第2話

「助けに来た。それが本当かどうかはひとまず置いといて、これは不法侵入だぞ」

 楽才は小さな生物が羽織っているジャケットを徐に掴んだ。

相手は露骨に顔をしかめた後、痛そうな表情を浮かべていた。

楽才の指は生地と皮膚を同時に掴んでいたからだった。慌てて手を放す。相手はストンと音を立てて畳の上に落ちた。


その刹那、開いたままの冷蔵庫が見えた――目を剥く。

紫色の異次元空間になっているではないか。


 昨日、ご褒美として買っておいたプリンが冷蔵庫から全く見えない。代わりに見えるのは奥が何処までも続いているかも分からない紫だ。黒に近い紫だ。

額から汗が噴出し始めた事が分かった。



「これは……どういうことだ?」

  楽才が声を振り絞るようにして発すると、小さな相手は手を叩いて笑った。


「僕はフーリ。君の妖精なんだ。冷蔵庫をちょいとお借りしたんだよ」

 妖精と名乗った小さな生命体を楽才は凝視した。

肌の色が少し日本人より白いが、それ以外は人間と何ら変わりない。

身長が小さい以外に特段異なる点は見受けられなかった。

傍から見たらただの可愛らしい子供だ。


 楽才には外見よりも気になっていることがあった。フーリが着ているジャケットだ。艶がある紺の生地。間違いなく高級品だ。

幼い彼が着用するのには不相応だと、貧乏人の楽才は考えた。その思いに嫉妬心が含まれていることは否めなかった。
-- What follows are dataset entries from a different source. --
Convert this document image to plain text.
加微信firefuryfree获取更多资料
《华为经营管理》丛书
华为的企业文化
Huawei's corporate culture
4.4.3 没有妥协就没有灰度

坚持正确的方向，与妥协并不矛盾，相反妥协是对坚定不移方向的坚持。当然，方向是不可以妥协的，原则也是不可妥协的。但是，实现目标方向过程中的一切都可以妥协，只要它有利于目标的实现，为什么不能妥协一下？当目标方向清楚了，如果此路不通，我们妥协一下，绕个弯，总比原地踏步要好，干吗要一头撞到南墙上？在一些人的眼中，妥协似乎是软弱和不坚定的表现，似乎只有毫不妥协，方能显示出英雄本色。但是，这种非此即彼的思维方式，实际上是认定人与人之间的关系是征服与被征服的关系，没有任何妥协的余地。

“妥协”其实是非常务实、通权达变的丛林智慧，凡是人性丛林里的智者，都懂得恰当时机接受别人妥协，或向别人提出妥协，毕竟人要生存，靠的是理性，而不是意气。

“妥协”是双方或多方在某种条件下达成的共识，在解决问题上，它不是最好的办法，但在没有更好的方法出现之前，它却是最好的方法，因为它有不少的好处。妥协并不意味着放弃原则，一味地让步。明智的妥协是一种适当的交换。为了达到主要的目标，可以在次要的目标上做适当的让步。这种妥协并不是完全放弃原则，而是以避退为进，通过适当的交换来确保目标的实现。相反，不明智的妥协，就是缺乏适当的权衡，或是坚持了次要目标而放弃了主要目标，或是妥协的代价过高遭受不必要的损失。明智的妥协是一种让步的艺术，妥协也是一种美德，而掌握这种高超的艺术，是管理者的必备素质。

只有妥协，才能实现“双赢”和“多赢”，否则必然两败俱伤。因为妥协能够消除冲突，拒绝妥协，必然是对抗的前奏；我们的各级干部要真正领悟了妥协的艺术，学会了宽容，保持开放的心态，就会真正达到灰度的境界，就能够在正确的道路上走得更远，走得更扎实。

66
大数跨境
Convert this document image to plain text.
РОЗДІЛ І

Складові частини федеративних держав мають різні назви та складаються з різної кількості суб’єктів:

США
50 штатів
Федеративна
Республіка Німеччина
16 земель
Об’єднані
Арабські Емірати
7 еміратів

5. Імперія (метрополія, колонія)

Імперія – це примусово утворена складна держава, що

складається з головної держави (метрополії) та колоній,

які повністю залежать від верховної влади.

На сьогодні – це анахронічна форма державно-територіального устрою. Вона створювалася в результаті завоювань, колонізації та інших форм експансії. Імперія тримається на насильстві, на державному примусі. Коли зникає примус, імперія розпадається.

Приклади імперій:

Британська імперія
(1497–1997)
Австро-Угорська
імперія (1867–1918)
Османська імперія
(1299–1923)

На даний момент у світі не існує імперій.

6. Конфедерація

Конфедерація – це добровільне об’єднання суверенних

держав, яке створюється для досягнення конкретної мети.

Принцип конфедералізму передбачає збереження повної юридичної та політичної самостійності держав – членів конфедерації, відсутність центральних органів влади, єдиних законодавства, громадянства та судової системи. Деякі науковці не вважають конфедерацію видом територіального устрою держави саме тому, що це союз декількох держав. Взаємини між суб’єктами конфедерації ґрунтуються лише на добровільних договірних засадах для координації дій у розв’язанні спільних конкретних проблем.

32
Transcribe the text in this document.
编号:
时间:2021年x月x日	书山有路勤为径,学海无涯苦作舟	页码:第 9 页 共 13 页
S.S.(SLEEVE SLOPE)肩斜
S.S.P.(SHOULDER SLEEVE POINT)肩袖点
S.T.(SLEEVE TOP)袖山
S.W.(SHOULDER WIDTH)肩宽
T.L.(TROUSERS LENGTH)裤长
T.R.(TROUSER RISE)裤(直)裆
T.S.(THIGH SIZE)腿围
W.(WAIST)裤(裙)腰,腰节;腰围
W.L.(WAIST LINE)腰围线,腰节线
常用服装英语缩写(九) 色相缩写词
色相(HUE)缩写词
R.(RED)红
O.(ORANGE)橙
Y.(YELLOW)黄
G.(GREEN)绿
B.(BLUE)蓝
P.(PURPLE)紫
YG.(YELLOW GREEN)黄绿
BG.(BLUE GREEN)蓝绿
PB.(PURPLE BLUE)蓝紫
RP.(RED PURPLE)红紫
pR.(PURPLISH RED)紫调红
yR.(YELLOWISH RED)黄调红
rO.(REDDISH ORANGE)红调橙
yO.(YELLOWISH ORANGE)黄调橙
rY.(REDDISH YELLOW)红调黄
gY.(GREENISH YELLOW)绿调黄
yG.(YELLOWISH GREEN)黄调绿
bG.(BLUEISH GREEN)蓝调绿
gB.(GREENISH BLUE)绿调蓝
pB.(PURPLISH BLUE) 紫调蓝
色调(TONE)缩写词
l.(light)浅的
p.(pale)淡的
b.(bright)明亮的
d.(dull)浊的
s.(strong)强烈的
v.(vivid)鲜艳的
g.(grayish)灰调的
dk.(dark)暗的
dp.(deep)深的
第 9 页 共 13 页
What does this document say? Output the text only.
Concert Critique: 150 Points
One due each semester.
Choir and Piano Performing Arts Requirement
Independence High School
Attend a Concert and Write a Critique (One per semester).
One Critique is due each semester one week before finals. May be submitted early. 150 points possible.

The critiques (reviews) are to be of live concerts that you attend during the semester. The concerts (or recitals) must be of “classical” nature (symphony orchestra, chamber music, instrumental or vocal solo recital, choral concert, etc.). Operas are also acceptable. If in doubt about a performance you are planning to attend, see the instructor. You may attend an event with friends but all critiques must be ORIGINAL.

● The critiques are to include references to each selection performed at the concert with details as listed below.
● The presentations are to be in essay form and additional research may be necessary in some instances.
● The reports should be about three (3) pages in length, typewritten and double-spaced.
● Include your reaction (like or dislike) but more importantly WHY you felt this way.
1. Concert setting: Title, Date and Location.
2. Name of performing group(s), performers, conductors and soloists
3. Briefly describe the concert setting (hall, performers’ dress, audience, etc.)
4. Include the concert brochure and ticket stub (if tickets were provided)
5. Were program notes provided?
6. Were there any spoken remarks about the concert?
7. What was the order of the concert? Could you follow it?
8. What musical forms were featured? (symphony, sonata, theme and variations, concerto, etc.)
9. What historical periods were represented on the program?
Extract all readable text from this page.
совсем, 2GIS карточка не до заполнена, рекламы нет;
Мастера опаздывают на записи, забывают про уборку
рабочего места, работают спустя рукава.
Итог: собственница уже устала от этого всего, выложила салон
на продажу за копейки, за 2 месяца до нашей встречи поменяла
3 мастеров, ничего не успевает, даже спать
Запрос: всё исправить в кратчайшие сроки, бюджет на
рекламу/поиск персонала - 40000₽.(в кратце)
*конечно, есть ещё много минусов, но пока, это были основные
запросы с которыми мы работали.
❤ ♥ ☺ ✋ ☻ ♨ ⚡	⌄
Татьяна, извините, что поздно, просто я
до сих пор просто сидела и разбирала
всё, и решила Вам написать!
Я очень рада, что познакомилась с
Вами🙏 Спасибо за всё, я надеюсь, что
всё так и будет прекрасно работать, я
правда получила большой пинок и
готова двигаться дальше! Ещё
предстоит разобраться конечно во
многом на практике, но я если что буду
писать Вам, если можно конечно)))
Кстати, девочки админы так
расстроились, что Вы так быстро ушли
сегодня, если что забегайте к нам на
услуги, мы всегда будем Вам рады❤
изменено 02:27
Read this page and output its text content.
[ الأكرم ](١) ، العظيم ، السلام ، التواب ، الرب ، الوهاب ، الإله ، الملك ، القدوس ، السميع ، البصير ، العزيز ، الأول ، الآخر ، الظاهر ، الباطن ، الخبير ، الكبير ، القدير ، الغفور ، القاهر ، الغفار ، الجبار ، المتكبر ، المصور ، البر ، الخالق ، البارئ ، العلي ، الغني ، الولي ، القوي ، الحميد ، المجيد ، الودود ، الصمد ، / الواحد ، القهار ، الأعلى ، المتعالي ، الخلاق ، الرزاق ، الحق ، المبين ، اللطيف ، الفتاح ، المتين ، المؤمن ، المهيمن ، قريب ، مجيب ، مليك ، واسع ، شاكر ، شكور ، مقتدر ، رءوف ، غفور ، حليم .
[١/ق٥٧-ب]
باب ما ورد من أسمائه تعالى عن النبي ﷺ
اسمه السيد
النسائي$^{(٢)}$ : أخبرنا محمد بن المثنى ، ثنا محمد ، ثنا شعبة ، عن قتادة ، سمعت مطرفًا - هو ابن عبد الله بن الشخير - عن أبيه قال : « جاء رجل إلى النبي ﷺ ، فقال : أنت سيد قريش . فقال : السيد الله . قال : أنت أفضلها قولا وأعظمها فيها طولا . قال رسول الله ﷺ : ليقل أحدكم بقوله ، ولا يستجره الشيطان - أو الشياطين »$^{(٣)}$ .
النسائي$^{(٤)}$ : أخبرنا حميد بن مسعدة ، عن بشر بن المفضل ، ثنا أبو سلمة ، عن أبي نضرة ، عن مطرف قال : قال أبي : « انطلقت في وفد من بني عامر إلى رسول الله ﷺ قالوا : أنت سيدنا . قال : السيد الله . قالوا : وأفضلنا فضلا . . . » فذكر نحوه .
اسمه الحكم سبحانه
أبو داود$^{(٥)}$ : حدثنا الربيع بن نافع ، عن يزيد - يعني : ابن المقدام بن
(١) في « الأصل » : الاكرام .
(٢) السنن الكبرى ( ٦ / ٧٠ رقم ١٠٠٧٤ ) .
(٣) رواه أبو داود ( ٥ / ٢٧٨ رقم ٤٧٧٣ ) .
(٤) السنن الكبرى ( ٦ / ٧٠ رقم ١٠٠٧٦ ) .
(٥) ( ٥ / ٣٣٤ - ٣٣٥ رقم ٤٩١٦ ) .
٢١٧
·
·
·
「ファンタジーはとても好きだ。見る限り別に盗られた物も無さそうだし、何より冷蔵庫の中の別世界をこの目で見てしまった。だから大概の不条理には目を瞑ろうと思う。改めて訊きたい。このオンボロアパートへ妖精の君が何をしに来たんだい?」

「だから君を助けに来たんだ」

「どういうことだ? フーリは妖精であり、異世界からここ京都にやってきた。それが真実だとしても、俺を助けに来たということには繋がらないだろう?」

「ううん、繋がるんだよ。君と僕は一心同体だから」「一心同体?」

「うん。君が呼んでいる異世界というのには名前があるんだ。ザ・ランドだ。そう呼ばれている。僕はそのザ・ランドの出身なんだ。このザ・ランドで生を授かるには条件があるんだ、分かるかい?」


「条件? ますます分からないな」

 楽才は話を訊きながら、布団を片付けてちゃぶ台のテーブルに湯飲みを二つ置いた。

「妖精は緑茶が飲めるか?」

「飲めるよ。大好物だ」

 フーリは湯飲みに息を掛けた後、美味しそうに喉を潤した。そのまま楽才の質問に答えた。ザ・ランドに生まれる条件、それは人間界にリンクと呼ばれる運命共同体が誕生することだった。

「僕は楽才がこの世に誕生した瞬間に、ザ・ランドで生を見いだされたんだ」


「じゃあもし、俺がこの世界で命を落としたら?」 

 フーリは湯飲みに再び口をつけた。一つ溜息をついた後、乾いた笑みを浮かべた。小人にしては随分、大人びた表情をしている。